Women should always inform their physician or technologist if there is any possibility that they are pregnant. MRI has been used for scanning patients since the 1980’s with no reports of any ill effects on pregnant women or their babies. However, because the baby will be in a strong magnetic field, pregnant women should not have this exam unless the potential benefit from the MRI is assumed to outweigh the potential risks.
Jewelry and other accessories should be left at home if possible, or removed prior to the MRI scan. Because they can interfere with the magnetic field of the MRI unit, metal and electronic objects are not allowed in the exam room.
In most cases, an MRI exam is safe for patients with metal implants, except for a few types. People with the following implants cannot be scanned and should not enter the MRI scanning area unless explicitly instructed to do so by a radiologist or technologist who is aware of the presence of any of the following:
- Internal (implanted) defibrillator or pacemaker
- Cochlear (ear) implant
- Some types of clips used on brain aneurysms
You should tell the technologist if you have medical or electronic devices in your body because they may interfere with the exam or potentially pose a risk depending on their nature and the strength of the MRI magnet. Examples include but are not limited to:
- Artificial heart valves
- Implanted drug infusion ports
- Implanted electronic devices, including a cardiac pacemaker
- Artificial limbs or metallic joint prostheses
- Implanted nerve stimulators
- Metal pins, screws, plates, stents or surgical staples
Risks and Benefits
- MRI is a noninvasive imaging technique that does not involve exposure to ionizing radiation.
- MRI has proven valuable in diagnosing a broad range of conditions, including detecting and staging breast cancer, particularly when other imaging studies (mammography, ultrasound, etc.) fail to provide adequate information.
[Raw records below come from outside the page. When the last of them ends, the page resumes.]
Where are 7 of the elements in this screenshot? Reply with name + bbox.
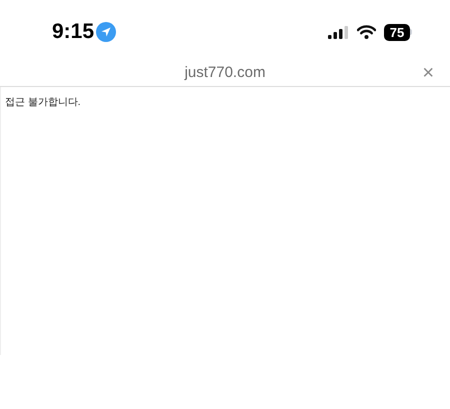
wifi-icon	[357, 25, 376, 39]
clock-time: 9:15	[52, 19, 94, 46]
close-button[interactable]: ×	[422, 63, 434, 83]
access-denied-message: 접근 불가합니다.	[5, 97, 81, 108]
signal-icon	[328, 26, 349, 38]
url-text: just770.com	[184, 62, 266, 83]
battery-indicator: 75	[384, 24, 412, 40]
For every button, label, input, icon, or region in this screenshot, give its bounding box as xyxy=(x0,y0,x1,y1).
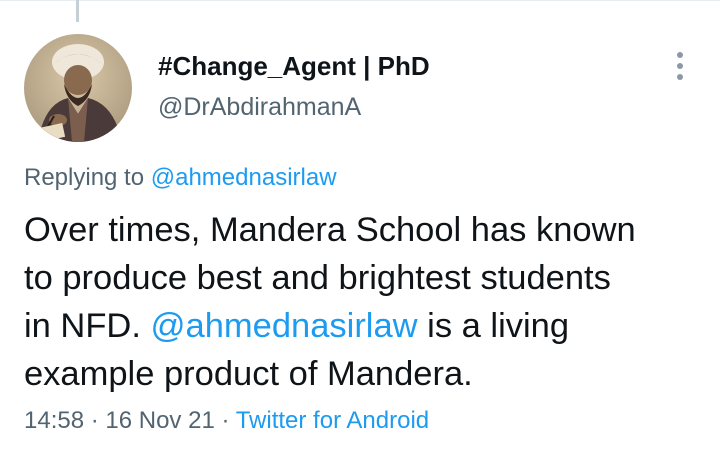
avatar-image xyxy=(24,34,132,142)
replying-to: Replying to @ahmednasirlaw xyxy=(24,164,337,192)
tweet-detail: #Change_Agent | PhD @DrAbdirahmanA Reply… xyxy=(0,0,720,459)
divider xyxy=(0,0,720,1)
tweet-text-line: example product of Mandera. xyxy=(24,355,473,393)
display-name[interactable]: #Change_Agent | PhD xyxy=(158,51,430,82)
tweet-text: Over times, Mandera School has known to … xyxy=(24,206,704,398)
tweet-text-line: Over times, Mandera School has known xyxy=(24,211,636,249)
meta-separator: · xyxy=(84,407,106,434)
avatar[interactable] xyxy=(24,34,132,142)
tweet-meta: 14:58 · 16 Nov 21 · Twitter for Android xyxy=(24,407,429,435)
more-vertical-icon[interactable] xyxy=(667,48,693,84)
mention-link[interactable]: @ahmednasirlaw xyxy=(151,307,418,345)
tweet-time[interactable]: 14:58 xyxy=(24,407,84,434)
replying-to-label: Replying to xyxy=(24,164,151,191)
user-handle[interactable]: @DrAbdirahmanA xyxy=(158,93,361,122)
tweet-date[interactable]: 16 Nov 21 xyxy=(105,407,214,434)
tweet-text-line: to produce best and brightest students xyxy=(24,259,611,297)
replying-to-handle-link[interactable]: @ahmednasirlaw xyxy=(151,164,337,191)
thread-line xyxy=(76,0,79,22)
meta-separator: · xyxy=(214,407,236,434)
tweet-text-segment: is a living xyxy=(417,307,570,345)
tweet-text-segment: in NFD. xyxy=(24,307,151,345)
tweet-source-link[interactable]: Twitter for Android xyxy=(236,407,429,434)
tweet-text-line: in NFD. @ahmednasirlaw is a living xyxy=(24,302,704,350)
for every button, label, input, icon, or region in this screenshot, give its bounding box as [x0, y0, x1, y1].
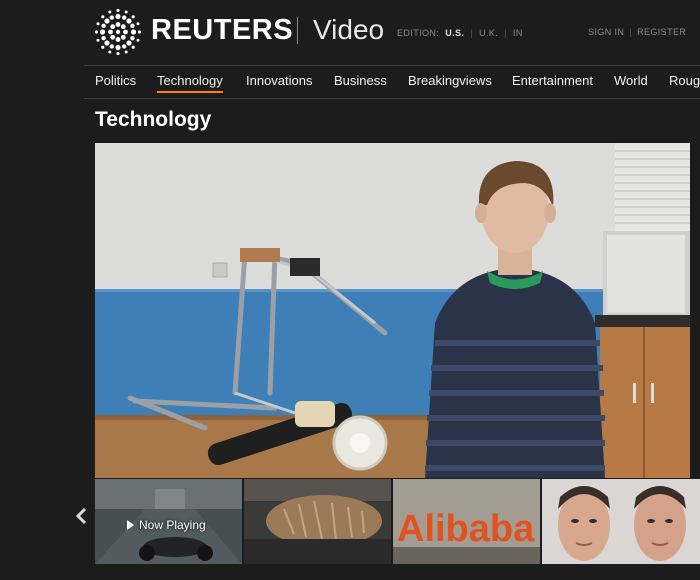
page-title: Technology: [95, 108, 212, 131]
chevron-left-icon[interactable]: [74, 505, 90, 527]
main-nav: Politics Technology Innovations Business…: [0, 66, 700, 98]
brand-name[interactable]: REUTERS: [151, 14, 293, 47]
video-frame-image: [95, 143, 690, 478]
edition-divider: |: [504, 28, 507, 38]
nav-bottom-divider: [84, 98, 700, 99]
logo-divider: [297, 17, 298, 44]
edition-us[interactable]: U.S.: [445, 28, 464, 38]
register-link[interactable]: REGISTER: [637, 27, 686, 37]
nav-item-breakingviews[interactable]: Breakingviews: [408, 73, 492, 88]
edition-label: EDITION:: [397, 28, 440, 38]
carousel-thumb-now-playing[interactable]: Now Playing: [95, 479, 242, 564]
nav-item-innovations[interactable]: Innovations: [246, 73, 313, 88]
carousel-thumb-3[interactable]: Alibaba: [393, 479, 540, 564]
account-divider: |: [629, 27, 633, 37]
account-links: SIGN IN | REGISTER: [588, 27, 686, 37]
reuters-logo-icon[interactable]: [94, 8, 142, 56]
carousel-thumb-4[interactable]: [542, 479, 700, 564]
thumb-image-faces: [542, 479, 700, 564]
nav-item-entertainment[interactable]: Entertainment: [512, 73, 593, 88]
now-playing-text: Now Playing: [139, 518, 206, 532]
edition-divider: |: [470, 28, 474, 38]
now-playing-label: Now Playing: [127, 518, 206, 532]
nav-item-business[interactable]: Business: [334, 73, 387, 88]
nav-item-rough-cuts[interactable]: Roug: [669, 73, 700, 88]
edition-in[interactable]: IN: [513, 28, 523, 38]
nav-item-technology[interactable]: Technology: [157, 73, 223, 93]
play-icon: [127, 520, 134, 530]
video-carousel: Now Playing Alibaba: [95, 479, 700, 564]
edition-selector: EDITION: U.S. | U.K. | IN: [397, 28, 523, 38]
site-header: REUTERS Video EDITION: U.S. | U.K. | IN …: [0, 0, 700, 64]
edition-uk[interactable]: U.K.: [479, 28, 498, 38]
thumb-alibaba-text: Alibaba: [397, 508, 535, 550]
sign-in-link[interactable]: SIGN IN: [588, 27, 624, 37]
thumb-image-alibaba: Alibaba: [393, 479, 540, 564]
nav-item-politics[interactable]: Politics: [95, 73, 136, 88]
nav-item-world[interactable]: World: [614, 73, 648, 88]
carousel-thumb-2[interactable]: [244, 479, 391, 564]
video-player[interactable]: [95, 143, 690, 478]
section-name[interactable]: Video: [313, 14, 384, 46]
thumb-image-fur: [244, 479, 391, 564]
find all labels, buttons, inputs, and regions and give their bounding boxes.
- MRI enables the discovery of abnormalities that might be obscured by bone with other imaging methods.
- The contrast material used in MRI exams is less likely to produce an allergic reaction than the iodine-based materials used for conventional x-rays and CT scanning.
- MRI is growing in popularity as an addition to traditional x-ray mammography in the early diagnosis of breast cancer.
- MRI has been shown to detect small breast lesions that are sometimes missed by mammography.
- MRI can successfully image the dense breast common in younger women, as well as breast implants, both of which are difficult to image using traditional mammography.
- MRI as an addition to mammography has been shown to be useful in evaluating women at high risk for breast cancer.
- If a suspicious lesion is seen with MRI only, MRI can provide guidance for biopsy.
- The MRI examination poses almost no risk to the average patient when appropriate safety guidelines are followed.
- If sedation is used, there are risks of excessive sedation. The technologist or nurse monitors your vital signs to minimize this risk.
- Although the strong magnetic field is not harmful in itself, implanted medical devices that contain metal may malfunction or cause problems during an MRI exam.
- There is a very slight risk of an allergic reaction if contrast material is injected. Such reactions usually are mild and easily controlled by medication. If you experience allergic symptoms, a radiologist or other physician will be available for immediate assistance.
- Nephrogenic systemic fibrosis is currently a recognized, but rare, complication of MRI believed to be caused by the injection of high doses of MRI contrast material in patients with very poor kidney function.